The Department of Soil and Water Sciences, Robert H. Smith Faculty of Agriculture, Food and Environment, The Hebrew University of Jerusalem, Rehovot 76100, Israel.
J Hazard Mater. 2009 Nov 15;171(1-3):704-9. doi: 10.1016/j.jhazmat.2009.06.057. Epub 2009 Jun 21.

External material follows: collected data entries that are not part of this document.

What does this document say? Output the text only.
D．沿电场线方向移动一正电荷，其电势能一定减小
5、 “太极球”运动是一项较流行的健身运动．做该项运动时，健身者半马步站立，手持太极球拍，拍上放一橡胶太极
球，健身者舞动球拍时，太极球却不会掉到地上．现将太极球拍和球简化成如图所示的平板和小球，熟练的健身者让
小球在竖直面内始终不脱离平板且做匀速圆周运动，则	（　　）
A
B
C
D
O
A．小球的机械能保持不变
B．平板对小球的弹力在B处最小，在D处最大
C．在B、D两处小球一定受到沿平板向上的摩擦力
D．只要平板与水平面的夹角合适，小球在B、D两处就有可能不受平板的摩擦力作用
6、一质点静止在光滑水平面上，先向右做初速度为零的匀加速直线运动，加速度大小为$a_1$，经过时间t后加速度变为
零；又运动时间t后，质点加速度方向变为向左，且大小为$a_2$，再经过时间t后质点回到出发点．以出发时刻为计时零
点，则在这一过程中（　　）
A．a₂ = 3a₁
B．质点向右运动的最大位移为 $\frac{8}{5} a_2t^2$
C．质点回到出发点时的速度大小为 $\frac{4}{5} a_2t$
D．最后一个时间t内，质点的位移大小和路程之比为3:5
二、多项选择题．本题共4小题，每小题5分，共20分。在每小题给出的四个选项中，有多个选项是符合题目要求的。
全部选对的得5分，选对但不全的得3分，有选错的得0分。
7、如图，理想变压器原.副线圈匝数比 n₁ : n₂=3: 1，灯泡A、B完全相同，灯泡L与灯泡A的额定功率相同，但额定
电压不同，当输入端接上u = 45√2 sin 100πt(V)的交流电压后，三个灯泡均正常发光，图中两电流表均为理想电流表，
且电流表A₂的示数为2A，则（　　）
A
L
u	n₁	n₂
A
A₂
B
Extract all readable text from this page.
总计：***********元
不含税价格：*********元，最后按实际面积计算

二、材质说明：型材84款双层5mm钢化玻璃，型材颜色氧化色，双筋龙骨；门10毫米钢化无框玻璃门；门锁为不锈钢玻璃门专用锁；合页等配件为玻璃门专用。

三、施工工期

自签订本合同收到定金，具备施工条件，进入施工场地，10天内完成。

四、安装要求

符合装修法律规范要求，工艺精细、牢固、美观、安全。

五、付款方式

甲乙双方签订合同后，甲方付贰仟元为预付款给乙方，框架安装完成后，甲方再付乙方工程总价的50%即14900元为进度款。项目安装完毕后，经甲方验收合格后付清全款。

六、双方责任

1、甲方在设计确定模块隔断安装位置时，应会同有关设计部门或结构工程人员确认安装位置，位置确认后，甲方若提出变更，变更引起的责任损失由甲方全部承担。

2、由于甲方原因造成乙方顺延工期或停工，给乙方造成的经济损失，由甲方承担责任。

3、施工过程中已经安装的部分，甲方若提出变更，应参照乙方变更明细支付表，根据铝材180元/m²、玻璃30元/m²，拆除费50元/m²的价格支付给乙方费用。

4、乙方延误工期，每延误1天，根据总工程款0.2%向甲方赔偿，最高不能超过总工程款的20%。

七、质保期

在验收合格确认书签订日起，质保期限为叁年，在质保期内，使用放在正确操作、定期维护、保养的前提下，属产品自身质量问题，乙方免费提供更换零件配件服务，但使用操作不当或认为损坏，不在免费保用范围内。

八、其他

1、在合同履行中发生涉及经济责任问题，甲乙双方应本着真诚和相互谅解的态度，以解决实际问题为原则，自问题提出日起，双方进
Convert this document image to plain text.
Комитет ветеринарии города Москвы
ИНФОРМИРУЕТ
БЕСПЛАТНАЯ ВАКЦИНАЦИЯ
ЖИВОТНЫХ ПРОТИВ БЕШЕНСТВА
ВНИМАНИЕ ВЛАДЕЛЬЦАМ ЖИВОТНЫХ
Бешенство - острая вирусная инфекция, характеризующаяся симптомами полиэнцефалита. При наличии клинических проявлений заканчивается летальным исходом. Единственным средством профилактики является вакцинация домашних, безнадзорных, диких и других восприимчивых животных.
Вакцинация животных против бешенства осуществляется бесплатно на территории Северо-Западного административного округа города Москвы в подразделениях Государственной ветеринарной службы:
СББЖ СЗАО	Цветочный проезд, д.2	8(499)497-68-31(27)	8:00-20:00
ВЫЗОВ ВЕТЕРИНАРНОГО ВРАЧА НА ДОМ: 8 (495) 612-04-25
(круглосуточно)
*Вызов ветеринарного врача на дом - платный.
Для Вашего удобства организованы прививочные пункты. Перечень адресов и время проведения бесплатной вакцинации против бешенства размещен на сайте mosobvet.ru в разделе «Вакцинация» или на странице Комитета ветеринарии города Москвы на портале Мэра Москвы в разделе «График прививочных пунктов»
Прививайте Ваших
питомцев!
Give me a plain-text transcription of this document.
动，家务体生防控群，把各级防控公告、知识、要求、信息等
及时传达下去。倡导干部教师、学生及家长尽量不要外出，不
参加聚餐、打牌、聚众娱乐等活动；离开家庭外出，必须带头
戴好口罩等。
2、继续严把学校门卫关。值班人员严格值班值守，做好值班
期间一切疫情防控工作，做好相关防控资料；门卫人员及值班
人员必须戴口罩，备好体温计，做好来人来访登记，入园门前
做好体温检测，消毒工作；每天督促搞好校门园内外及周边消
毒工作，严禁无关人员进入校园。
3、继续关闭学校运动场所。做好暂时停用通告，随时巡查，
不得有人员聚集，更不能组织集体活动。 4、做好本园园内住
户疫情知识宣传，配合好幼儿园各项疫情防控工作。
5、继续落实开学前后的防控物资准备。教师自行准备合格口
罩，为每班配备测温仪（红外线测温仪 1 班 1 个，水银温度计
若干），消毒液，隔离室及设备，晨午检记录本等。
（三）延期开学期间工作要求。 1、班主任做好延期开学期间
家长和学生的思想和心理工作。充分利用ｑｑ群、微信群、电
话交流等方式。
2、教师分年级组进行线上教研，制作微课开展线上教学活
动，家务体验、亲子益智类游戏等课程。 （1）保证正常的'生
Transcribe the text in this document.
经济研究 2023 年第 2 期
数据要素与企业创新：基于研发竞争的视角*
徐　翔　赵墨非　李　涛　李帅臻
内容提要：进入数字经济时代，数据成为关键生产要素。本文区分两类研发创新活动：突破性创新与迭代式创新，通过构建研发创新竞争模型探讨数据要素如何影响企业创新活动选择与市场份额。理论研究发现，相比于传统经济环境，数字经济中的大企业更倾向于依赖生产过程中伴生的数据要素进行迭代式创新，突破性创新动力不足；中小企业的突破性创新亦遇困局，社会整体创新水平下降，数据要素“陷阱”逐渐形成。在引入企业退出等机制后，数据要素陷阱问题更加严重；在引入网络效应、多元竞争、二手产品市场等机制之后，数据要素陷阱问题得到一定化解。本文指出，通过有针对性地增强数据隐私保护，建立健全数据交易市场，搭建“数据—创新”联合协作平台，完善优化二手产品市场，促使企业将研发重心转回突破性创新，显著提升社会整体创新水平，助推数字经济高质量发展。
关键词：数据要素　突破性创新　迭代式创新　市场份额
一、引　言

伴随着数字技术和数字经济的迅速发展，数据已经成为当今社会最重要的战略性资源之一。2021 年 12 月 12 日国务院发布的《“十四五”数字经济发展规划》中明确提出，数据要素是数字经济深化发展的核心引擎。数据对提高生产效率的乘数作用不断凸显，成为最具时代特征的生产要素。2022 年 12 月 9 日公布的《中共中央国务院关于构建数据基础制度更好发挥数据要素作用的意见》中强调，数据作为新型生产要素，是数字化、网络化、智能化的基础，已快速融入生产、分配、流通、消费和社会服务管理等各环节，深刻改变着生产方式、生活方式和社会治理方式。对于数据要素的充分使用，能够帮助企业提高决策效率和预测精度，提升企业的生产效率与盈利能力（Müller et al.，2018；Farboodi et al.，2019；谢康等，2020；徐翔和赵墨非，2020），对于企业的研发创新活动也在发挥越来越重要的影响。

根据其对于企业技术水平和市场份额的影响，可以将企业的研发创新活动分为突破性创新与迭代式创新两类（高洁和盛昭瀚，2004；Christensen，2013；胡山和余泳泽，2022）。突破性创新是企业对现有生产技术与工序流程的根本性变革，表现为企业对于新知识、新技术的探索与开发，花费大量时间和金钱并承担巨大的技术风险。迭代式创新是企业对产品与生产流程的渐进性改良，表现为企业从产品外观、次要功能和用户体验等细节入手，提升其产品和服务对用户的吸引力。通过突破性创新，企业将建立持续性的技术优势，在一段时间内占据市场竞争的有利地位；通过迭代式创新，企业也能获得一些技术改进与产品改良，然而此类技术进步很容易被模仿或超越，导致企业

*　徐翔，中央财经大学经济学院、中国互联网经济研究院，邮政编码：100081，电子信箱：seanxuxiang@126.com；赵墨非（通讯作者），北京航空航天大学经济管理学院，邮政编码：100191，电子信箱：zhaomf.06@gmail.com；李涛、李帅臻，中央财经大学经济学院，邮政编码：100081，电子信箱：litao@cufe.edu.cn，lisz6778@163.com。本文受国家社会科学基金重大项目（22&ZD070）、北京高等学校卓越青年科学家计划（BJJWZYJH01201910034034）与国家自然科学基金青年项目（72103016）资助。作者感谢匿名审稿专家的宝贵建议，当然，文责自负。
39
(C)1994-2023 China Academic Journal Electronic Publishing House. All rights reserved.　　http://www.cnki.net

The processes of iron oxidation in an electroflocculation cell were investigated for a pH range of 5-9 and electric currents of 0.05-0.4A (equivalent current densities of 8.6-69 A/m(2)). At all pH values and electric currents investigated, it was demonstrated and proven that for all practical purposes, the form of iron that dissolves from the anode is Fe(2+) (ferrous). The difference between the amount of theoretical dissolution as calculated by Faraday's law and the amount of observed dissolved iron ions may indicate two phenomena in electrochemical cells. The first is possible dissolution of the anode even without the operation of an electric current; this led to higher theoretical dissolution rates at lower pH. The second is the participation of some of the electrons of the electric current in reactions other than anode dissolution which led to lower theoretical dissolution rates at higher pH. Those other reactions did not lead to an increase in the local oxidation saturation level near the anode and did not affect iron-oxidation rates in the electroflocculation processes. The oxidation rates of the dissolved Fe(2+) (ferrous) to Fe(3+) (ferric) ions in electroflocculation processes were strongly dependent on the pH and were similar to the known oxidation rates of iron in non-electrochemical cells.
研究了 pH 值范围为 5-9 和电流 0.05-0.4A(等效电流密度为 8.6-69 A/m²)的电絮凝池中铁的氧化过程。在所有研究的 pH 值和电流下,都证明了从阳极溶解的铁的形式为 Fe(2+)(亚铁)。法拉第定律计算的理论溶解量与观察到的溶解铁离子量之间的差异可能表明电化学电池中存在两种现象。第一种是即使没有电流作用,阳极也可能发生溶解,这导致在较低 pH 值下理论溶解速率更高。第二种是电流的一些电子参与了除阳极溶解以外的反应,这导致在较高 pH 值下理论溶解速率较低。这些其他反应不会导致阳极附近的局部氧化饱和度增加,也不会影响电絮凝过程中的铁氧化速率。溶解的 Fe(2+)(亚铁)在电絮凝过程中氧化为 Fe(3+)(铁)离子的速率强烈依赖于 pH 值,并且与非电化学电池中铁的已知氧化速率相似。